Ji Lu, Chen Chao
College of Aeronautics, Nanjing University of Aeronautics and Astronautics, Nanjing 210006, China.
Sensors (Basel). 2025 Aug 15;25(16):5088. doi: 10.3390/s25165088.
The aim of this study was to address the issue of significant performance degradation in existing defogging algorithms under extreme fog conditions. Traditional Taylor series-based deformable convolutions are limited by local approximation errors, while the heavy-tailed characteristics of the Cauchy distribution can more successfully model outliers in fog images. The following improvements are made: (1) A displacement generator based on the inverse cumulative distribution function (ICDF) of the Cauchy distribution is designed to transform uniform noise into sampling points with a long-tailed distribution. A novel double-peak Cauchy ICDF is proposed to dynamically balance the heavy-tailed characteristics of the Cauchy ICDF, enhancing the modeling capability for sudden changes in fog concentration. (2) An innovative Cauchy-Gaussian fusion module is proposed to dynamically learn and generate hybrid coefficients, combining the complementary advantages of the two distributions to dynamically balance the representation of smooth regions and edge details. (3) Tree-based multi-path and cross-resolution feature aggregation is introduced, achieving local-global feature adaptive fusion through adjustable window sizes (3/5/7/11) for parallel paths. Experiments on the RESIDE dataset demonstrate that the proposed method achieves a 2.26 dB improvement in the peak signal-to-noise ratio compared to that obtained with the TaylorV2 expansion attention mechanism, with an improvement of 0.88 dB in heavily hazy regions (fog concentration > 0.8). Ablation studies validate the effectiveness of Cauchy distribution convolution in handling dense fog and conventional lighting conditions. This study provides a new theoretical perspective for modeling in computer vision tasks, introducing a novel attention mechanism and multi-path encoding approach.
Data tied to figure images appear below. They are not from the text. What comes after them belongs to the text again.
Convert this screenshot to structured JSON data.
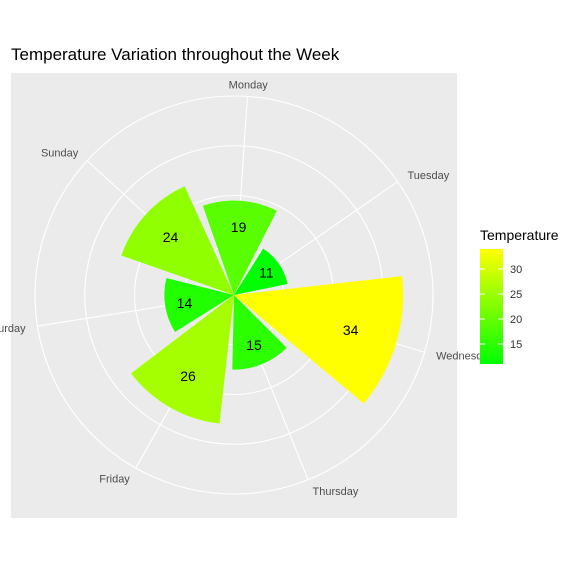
{
  "chart_data": {
    "type": "polar-bar",
    "title": "Temperature Variation throughout the Week",
    "categories": [
      "Sunday",
      "Monday",
      "Tuesday",
      "Wednesday",
      "Thursday",
      "Friday",
      "Saturday"
    ],
    "values": [
      24,
      19,
      11,
      34,
      15,
      26,
      14
    ],
    "data_labels": [
      "24",
      "19",
      "11",
      "34",
      "15",
      "26",
      "14"
    ],
    "radial_grid": [
      10,
      20,
      30,
      40
    ],
    "radial_max": 40,
    "grid": true,
    "legend": {
      "title": "Temperature",
      "placement": "right",
      "ticks": [
        15,
        20,
        25,
        30
      ],
      "tick_labels": [
        "15",
        "20",
        "25",
        "30"
      ],
      "range": [
        11,
        34
      ],
      "low_color": "#00ff00",
      "high_color": "#ffff00"
    },
    "panel_color": "#ebebeb",
    "grid_color": "#ffffff"
  }
}
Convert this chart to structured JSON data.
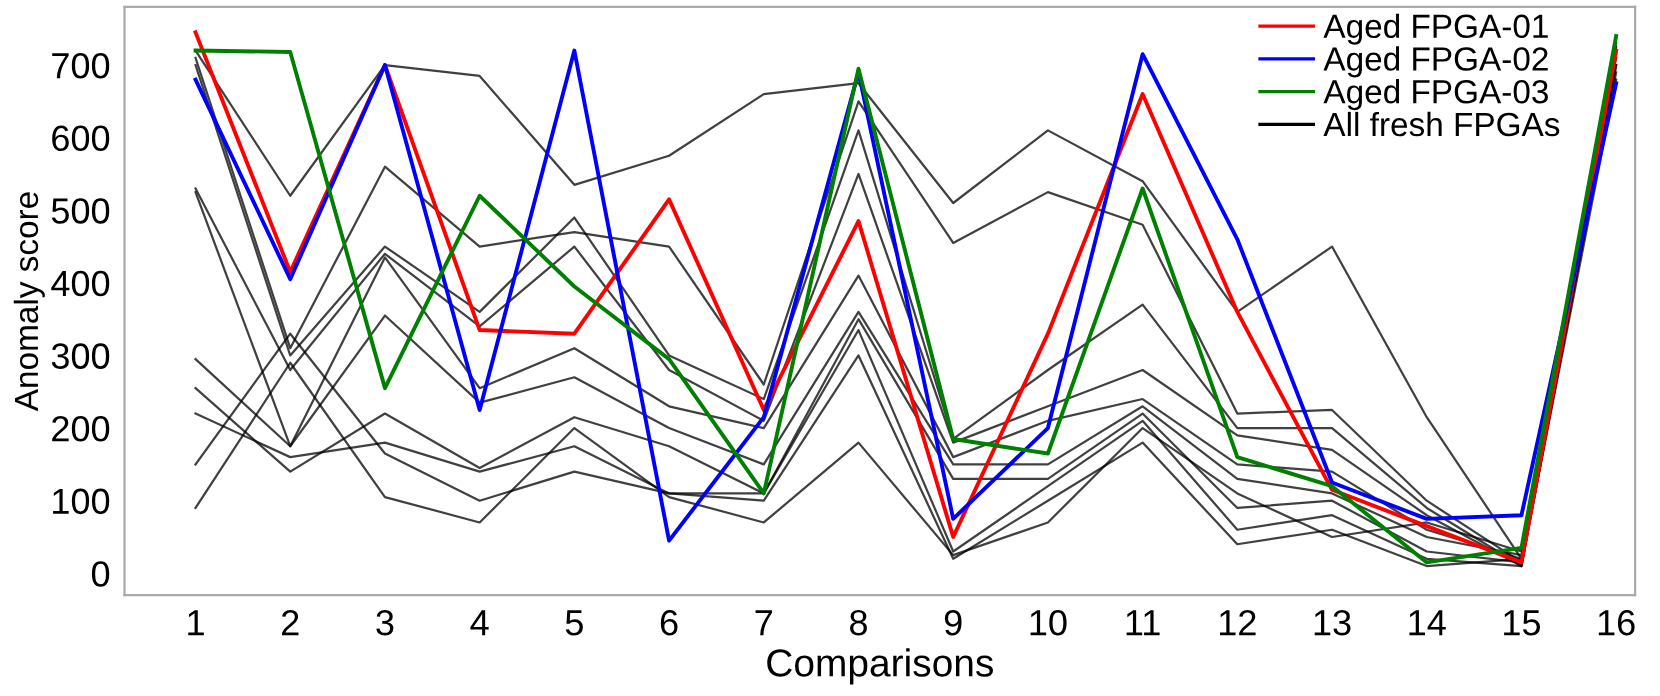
{
  "chart_data": {
    "type": "line",
    "xlabel": "Comparisons",
    "ylabel": "Anomaly score",
    "categories": [
      "1",
      "2",
      "3",
      "4",
      "5",
      "6",
      "7",
      "8",
      "9",
      "10",
      "11",
      "12",
      "13",
      "14",
      "15",
      "16"
    ],
    "ylim": [
      -30,
      780
    ],
    "yticks": [
      0,
      100,
      200,
      300,
      400,
      500,
      600,
      700
    ],
    "grid": false,
    "legend": "top right",
    "marker": "none",
    "line_style": "solid",
    "series": [
      {
        "name": null,
        "color": "#000000",
        "values": [
          720,
          520,
          700,
          685,
          535,
          575,
          660,
          675,
          510,
          610,
          540,
          360,
          450,
          215,
          20,
          730
        ]
      },
      {
        "name": null,
        "color": "#000000",
        "values": [
          710,
          310,
          560,
          450,
          470,
          450,
          260,
          650,
          455,
          525,
          480,
          220,
          225,
          100,
          15,
          720
        ]
      },
      {
        "name": null,
        "color": "#000000",
        "values": [
          700,
          300,
          450,
          360,
          490,
          300,
          240,
          610,
          185,
          280,
          370,
          200,
          200,
          90,
          10,
          710
        ]
      },
      {
        "name": null,
        "color": "#000000",
        "values": [
          530,
          280,
          440,
          340,
          450,
          280,
          210,
          550,
          180,
          230,
          280,
          190,
          170,
          80,
          10,
          700
        ]
      },
      {
        "name": null,
        "color": "#000000",
        "values": [
          525,
          175,
          435,
          255,
          310,
          230,
          200,
          410,
          160,
          210,
          240,
          150,
          140,
          60,
          20,
          690
        ]
      },
      {
        "name": null,
        "color": "#000000",
        "values": [
          295,
          175,
          355,
          235,
          270,
          200,
          150,
          360,
          150,
          150,
          230,
          130,
          110,
          50,
          25,
          700
        ]
      },
      {
        "name": null,
        "color": "#000000",
        "values": [
          255,
          140,
          220,
          145,
          215,
          175,
          110,
          350,
          130,
          130,
          220,
          90,
          100,
          30,
          15,
          680
        ]
      },
      {
        "name": null,
        "color": "#000000",
        "values": [
          220,
          160,
          180,
          140,
          175,
          110,
          110,
          335,
          30,
          120,
          210,
          60,
          80,
          20,
          10,
          740
        ]
      },
      {
        "name": null,
        "color": "#000000",
        "values": [
          150,
          330,
          165,
          100,
          140,
          110,
          100,
          300,
          20,
          100,
          180,
          40,
          60,
          10,
          20,
          725
        ]
      },
      {
        "name": "All fresh FPGAs",
        "color": "#000000",
        "values": [
          90,
          290,
          105,
          70,
          200,
          105,
          70,
          180,
          25,
          70,
          200,
          110,
          50,
          70,
          30,
          715
        ]
      },
      {
        "name": "Aged FPGA-01",
        "color": "#ff0000",
        "values": [
          745,
          415,
          700,
          335,
          330,
          515,
          225,
          485,
          50,
          330,
          660,
          360,
          115,
          65,
          15,
          720
        ]
      },
      {
        "name": "Aged FPGA-02",
        "color": "#0000ff",
        "values": [
          680,
          405,
          700,
          225,
          720,
          45,
          215,
          690,
          75,
          200,
          715,
          460,
          125,
          75,
          80,
          675
        ]
      },
      {
        "name": "Aged FPGA-03",
        "color": "#008000",
        "values": [
          720,
          718,
          255,
          520,
          395,
          295,
          110,
          695,
          185,
          165,
          530,
          160,
          120,
          15,
          35,
          740
        ]
      }
    ]
  }
}
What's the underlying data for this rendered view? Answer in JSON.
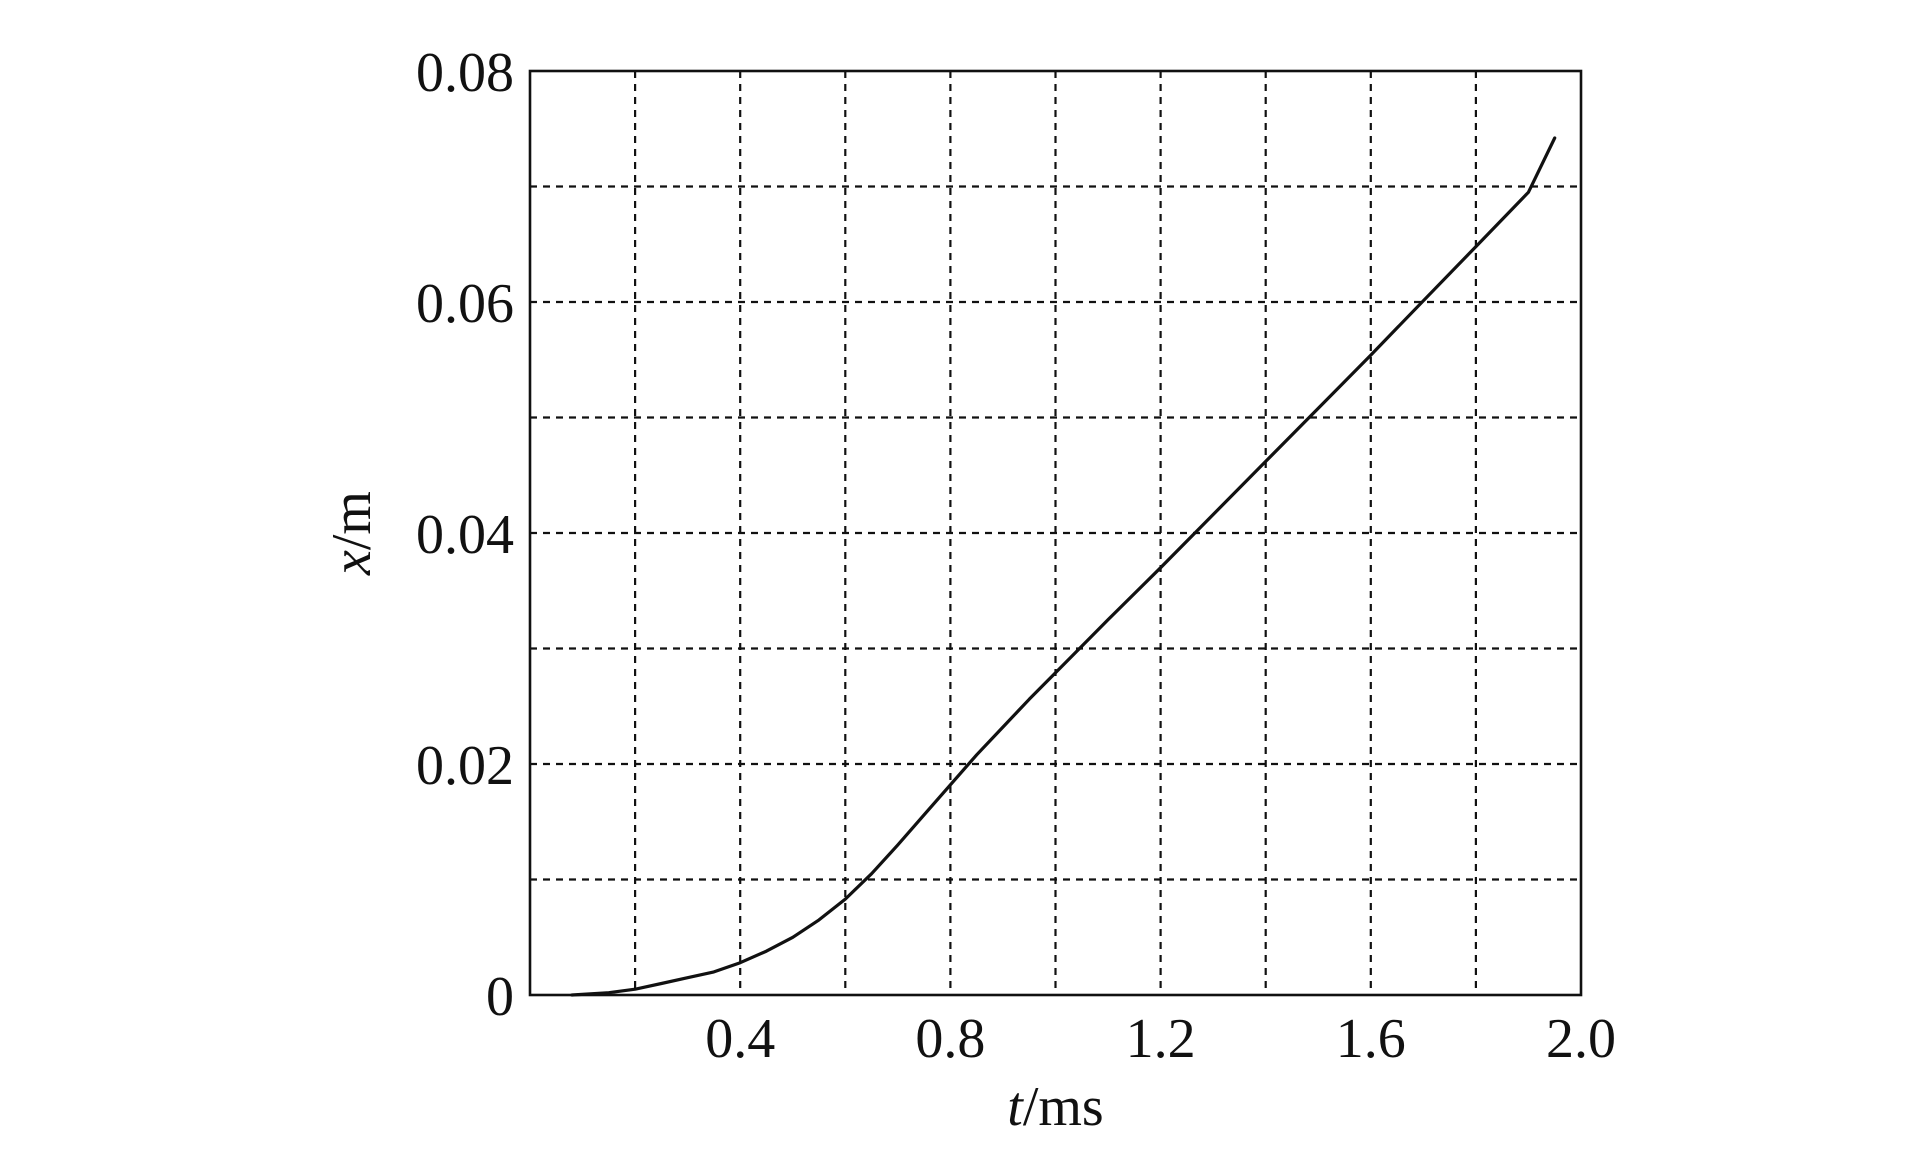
{
  "chart_data": {
    "type": "line",
    "title": "",
    "xlabel": {
      "var": "t",
      "unit": "/ms"
    },
    "ylabel": {
      "var": "x",
      "unit": "/m"
    },
    "xlim": [
      0,
      2.0
    ],
    "ylim": [
      0,
      0.08
    ],
    "grid": true,
    "x_gridlines": [
      0.2,
      0.4,
      0.6,
      0.8,
      1.0,
      1.2,
      1.4,
      1.6,
      1.8
    ],
    "y_gridlines": [
      0.01,
      0.02,
      0.03,
      0.04,
      0.05,
      0.06,
      0.07
    ],
    "x_ticks": [
      {
        "value": 0.4,
        "label": "0.4"
      },
      {
        "value": 0.8,
        "label": "0.8"
      },
      {
        "value": 1.2,
        "label": "1.2"
      },
      {
        "value": 1.6,
        "label": "1.6"
      },
      {
        "value": 2.0,
        "label": "2.0"
      }
    ],
    "y_ticks": [
      {
        "value": 0,
        "label": "0"
      },
      {
        "value": 0.02,
        "label": "0.02"
      },
      {
        "value": 0.04,
        "label": "0.04"
      },
      {
        "value": 0.06,
        "label": "0.06"
      },
      {
        "value": 0.08,
        "label": "0.08"
      }
    ],
    "series": [
      {
        "x": [
          0.08,
          0.15,
          0.2,
          0.25,
          0.3,
          0.35,
          0.4,
          0.45,
          0.5,
          0.55,
          0.6,
          0.65,
          0.7,
          0.75,
          0.8,
          0.85,
          0.9,
          0.95,
          1.0,
          1.1,
          1.2,
          1.3,
          1.4,
          1.5,
          1.6,
          1.7,
          1.8,
          1.9,
          1.95
        ],
        "y": [
          0.0,
          0.0002,
          0.0005,
          0.001,
          0.0015,
          0.002,
          0.0028,
          0.0038,
          0.005,
          0.0065,
          0.0083,
          0.0105,
          0.013,
          0.0156,
          0.0182,
          0.0208,
          0.0232,
          0.0256,
          0.0279,
          0.0325,
          0.037,
          0.0416,
          0.0462,
          0.0508,
          0.0554,
          0.0601,
          0.0648,
          0.0695,
          0.0742
        ]
      }
    ]
  }
}
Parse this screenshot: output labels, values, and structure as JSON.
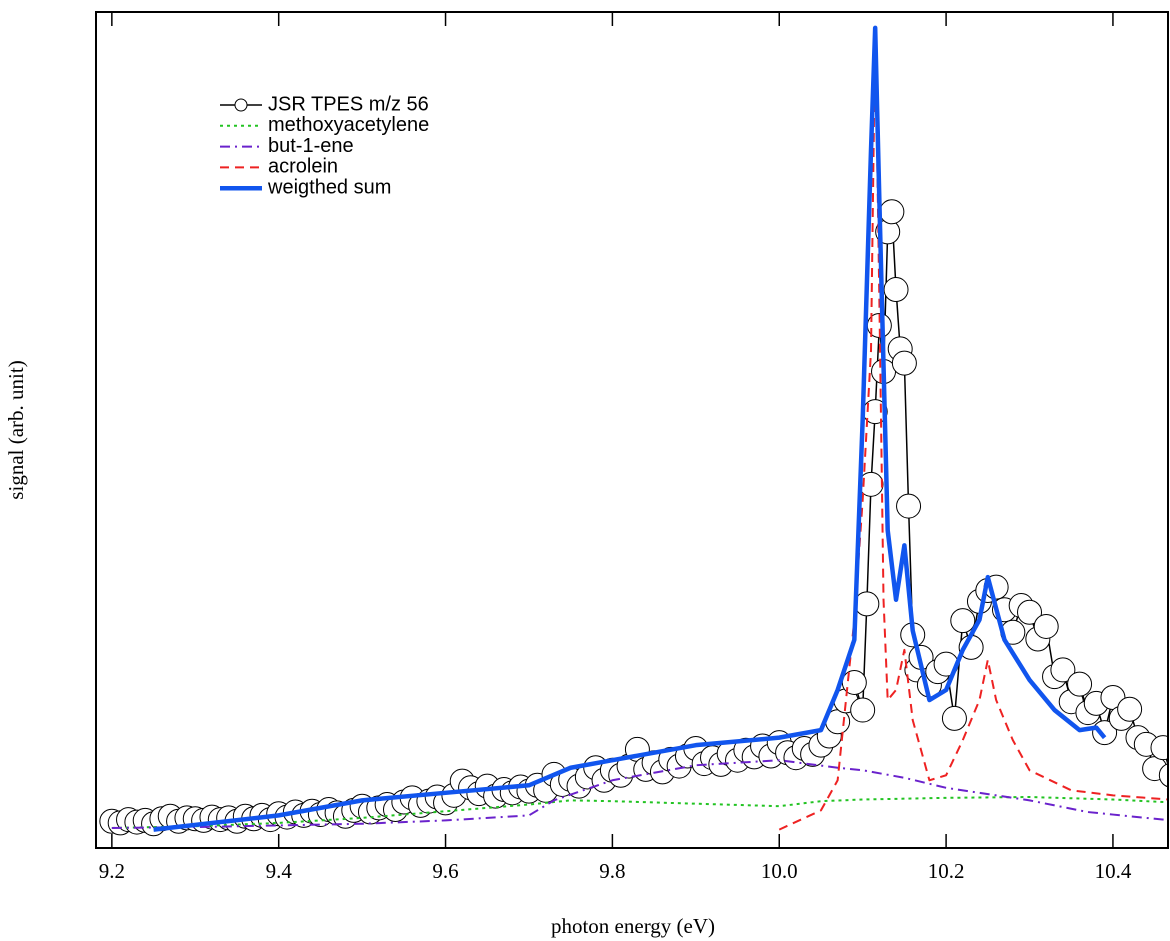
{
  "chart_data": {
    "type": "line",
    "xlabel": "photon energy (eV)",
    "ylabel": "signal (arb. unit)",
    "xlim": [
      9.181,
      10.466
    ],
    "ylim": [
      0,
      100
    ],
    "xticks": [
      9.2,
      9.4,
      9.6,
      9.8,
      {
        "value": 10,
        "label": "10.0"
      },
      10.2,
      10.4
    ],
    "legend": "upper left",
    "series": [
      {
        "name": "JSR TPES m/z 56",
        "color": "#000000",
        "linestyle": "solid",
        "linewidth": 1.5,
        "marker": "circle",
        "x": [
          9.2,
          9.21,
          9.22,
          9.23,
          9.24,
          9.25,
          9.26,
          9.27,
          9.28,
          9.29,
          9.3,
          9.31,
          9.32,
          9.33,
          9.34,
          9.35,
          9.36,
          9.37,
          9.38,
          9.39,
          9.4,
          9.41,
          9.42,
          9.43,
          9.44,
          9.45,
          9.46,
          9.47,
          9.48,
          9.49,
          9.5,
          9.51,
          9.52,
          9.53,
          9.54,
          9.55,
          9.56,
          9.57,
          9.58,
          9.59,
          9.6,
          9.61,
          9.62,
          9.63,
          9.64,
          9.65,
          9.66,
          9.67,
          9.68,
          9.69,
          9.7,
          9.71,
          9.72,
          9.73,
          9.74,
          9.75,
          9.76,
          9.77,
          9.78,
          9.79,
          9.8,
          9.81,
          9.82,
          9.83,
          9.84,
          9.85,
          9.86,
          9.87,
          9.88,
          9.89,
          9.9,
          9.91,
          9.92,
          9.93,
          9.94,
          9.95,
          9.96,
          9.97,
          9.98,
          9.99,
          10.0,
          10.01,
          10.02,
          10.03,
          10.04,
          10.05,
          10.06,
          10.07,
          10.08,
          10.09,
          10.1,
          10.105,
          10.11,
          10.115,
          10.12,
          10.125,
          10.13,
          10.135,
          10.14,
          10.145,
          10.15,
          10.155,
          10.16,
          10.165,
          10.17,
          10.18,
          10.19,
          10.2,
          10.21,
          10.22,
          10.23,
          10.24,
          10.25,
          10.26,
          10.27,
          10.28,
          10.29,
          10.3,
          10.31,
          10.32,
          10.33,
          10.34,
          10.35,
          10.36,
          10.37,
          10.38,
          10.39,
          10.4,
          10.41,
          10.42,
          10.43,
          10.44,
          10.45,
          10.46,
          10.47,
          10.48
        ],
        "values": [
          3.2,
          3.0,
          3.4,
          3.1,
          3.3,
          2.9,
          3.5,
          3.8,
          3.2,
          3.6,
          3.5,
          3.3,
          3.7,
          3.4,
          3.6,
          3.2,
          3.8,
          3.5,
          3.9,
          3.4,
          4.1,
          3.7,
          4.3,
          3.9,
          4.4,
          4.0,
          4.6,
          4.2,
          3.8,
          4.5,
          5.0,
          4.3,
          4.8,
          5.2,
          4.6,
          5.5,
          6.0,
          5.1,
          5.6,
          6.1,
          5.4,
          6.3,
          8.0,
          7.2,
          6.5,
          7.4,
          6.2,
          7.0,
          6.6,
          7.3,
          6.8,
          7.5,
          6.9,
          8.8,
          7.6,
          8.2,
          7.4,
          8.5,
          9.6,
          8.1,
          9.3,
          8.7,
          9.8,
          11.8,
          9.4,
          10.2,
          9.1,
          10.6,
          9.8,
          11.0,
          11.9,
          10.1,
          10.8,
          10.0,
          11.3,
          10.5,
          11.7,
          10.9,
          12.2,
          11.0,
          12.6,
          11.4,
          10.8,
          11.9,
          11.2,
          12.3,
          13.4,
          15.1,
          17.6,
          19.8,
          16.5,
          29.2,
          43.5,
          52.2,
          62.5,
          57.0,
          73.7,
          76.1,
          66.8,
          59.7,
          58.0,
          40.9,
          25.5,
          21.3,
          22.8,
          19.5,
          21.1,
          22.0,
          15.5,
          27.2,
          24.0,
          29.5,
          30.8,
          31.2,
          28.5,
          25.8,
          29.0,
          28.2,
          25.0,
          26.5,
          20.5,
          21.3,
          17.5,
          19.6,
          16.2,
          17.3,
          13.8,
          18.0,
          15.5,
          16.6,
          13.2,
          12.4,
          9.5,
          12.0,
          8.7,
          6.2
        ]
      },
      {
        "name": "methoxyacetylene",
        "color": "#22c322",
        "linestyle": "dotted",
        "linewidth": 2,
        "x": [
          9.2,
          9.3,
          9.4,
          9.5,
          9.6,
          9.7,
          9.75,
          9.8,
          9.9,
          10.0,
          10.05,
          10.1,
          10.2,
          10.3,
          10.4,
          10.48
        ],
        "values": [
          2.4,
          2.6,
          3.0,
          3.6,
          4.4,
          5.2,
          5.7,
          5.6,
          5.3,
          5.0,
          5.6,
          5.8,
          6.0,
          6.1,
          5.8,
          5.4
        ]
      },
      {
        "name": "but-1-ene",
        "color": "#6a22cc",
        "linestyle": "dashdot",
        "linewidth": 2,
        "x": [
          9.2,
          9.3,
          9.4,
          9.5,
          9.6,
          9.7,
          9.73,
          9.8,
          9.9,
          10.0,
          10.07,
          10.1,
          10.15,
          10.2,
          10.3,
          10.37,
          10.4,
          10.48
        ],
        "values": [
          2.4,
          2.5,
          2.7,
          2.9,
          3.3,
          3.9,
          5.7,
          8.1,
          9.9,
          10.5,
          9.6,
          9.3,
          8.4,
          7.2,
          5.7,
          4.3,
          4.0,
          3.2
        ]
      },
      {
        "name": "acrolein",
        "color": "#ee2222",
        "linestyle": "dashed",
        "linewidth": 2,
        "x": [
          10.0,
          10.05,
          10.07,
          10.08,
          10.09,
          10.1,
          10.11,
          10.115,
          10.12,
          10.125,
          10.13,
          10.14,
          10.15,
          10.16,
          10.18,
          10.2,
          10.22,
          10.24,
          10.25,
          10.26,
          10.28,
          10.3,
          10.35,
          10.4,
          10.48
        ],
        "values": [
          2.2,
          4.5,
          8.1,
          17.7,
          27.3,
          41.6,
          59.5,
          98.4,
          65.6,
          29.7,
          17.7,
          18.9,
          23.7,
          15.3,
          8.1,
          8.7,
          12.9,
          17.7,
          22.5,
          17.7,
          12.9,
          9.3,
          6.9,
          6.3,
          5.7
        ]
      },
      {
        "name": "weigthed sum",
        "color": "#1155ee",
        "linestyle": "solid",
        "linewidth": 4.5,
        "x": [
          9.25,
          9.4,
          9.5,
          9.6,
          9.7,
          9.75,
          9.8,
          9.9,
          10.0,
          10.05,
          10.07,
          10.09,
          10.1,
          10.11,
          10.115,
          10.12,
          10.13,
          10.14,
          10.15,
          10.16,
          10.18,
          10.2,
          10.22,
          10.24,
          10.25,
          10.27,
          10.3,
          10.33,
          10.36,
          10.38,
          10.39
        ],
        "values": [
          2.2,
          3.9,
          5.7,
          6.6,
          7.5,
          9.6,
          10.5,
          12.3,
          13.2,
          14.1,
          18.9,
          24.9,
          51.2,
          83.5,
          98.1,
          77.5,
          38.0,
          29.7,
          36.2,
          26.0,
          17.7,
          18.9,
          23.7,
          27.3,
          32.4,
          24.9,
          20.1,
          16.5,
          14.1,
          14.4,
          13.2
        ]
      }
    ]
  }
}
本研究的目的是解决现有去雾算法在极端雾天条件下性能显著下降的问题。传统的基于泰勒级数的可变形卷积受局部近似误差的限制,而柯西分布的重尾特性能够更成功地对雾图像中的异常值进行建模。为此进行了以下改进:(1)设计了一种基于柯西分布逆累积分布函数(ICDF)的位移生成器,将均匀噪声转换为具有长尾分布的采样点。提出了一种新颖的双峰柯西ICDF,以动态平衡柯西ICDF的重尾特性,增强对雾浓度突然变化的建模能力。(2)提出了一种创新的柯西 - 高斯融合模块,用于动态学习和生成混合系数,结合两种分布的互补优势,动态平衡平滑区域和边缘细节的表示。(3)引入基于树的多路径和跨分辨率特征聚合,通过为并行路径设置可调窗口大小(3/5/7/11)实现局部 - 全局特征自适应融合。在RESIDE数据集上的实验表明,与使用泰勒V2扩展注意力机制相比,该方法的峰值信噪比提高了2.26 dB,在浓雾区域(雾浓度>0.8)提高了0.88 dB。消融研究验证了柯西分布卷积在处理浓雾和传统光照条件下的有效性。本研究为计算机视觉任务中的建模提供了新的理论视角,引入了一种新颖的注意力机制和多路径编码方法。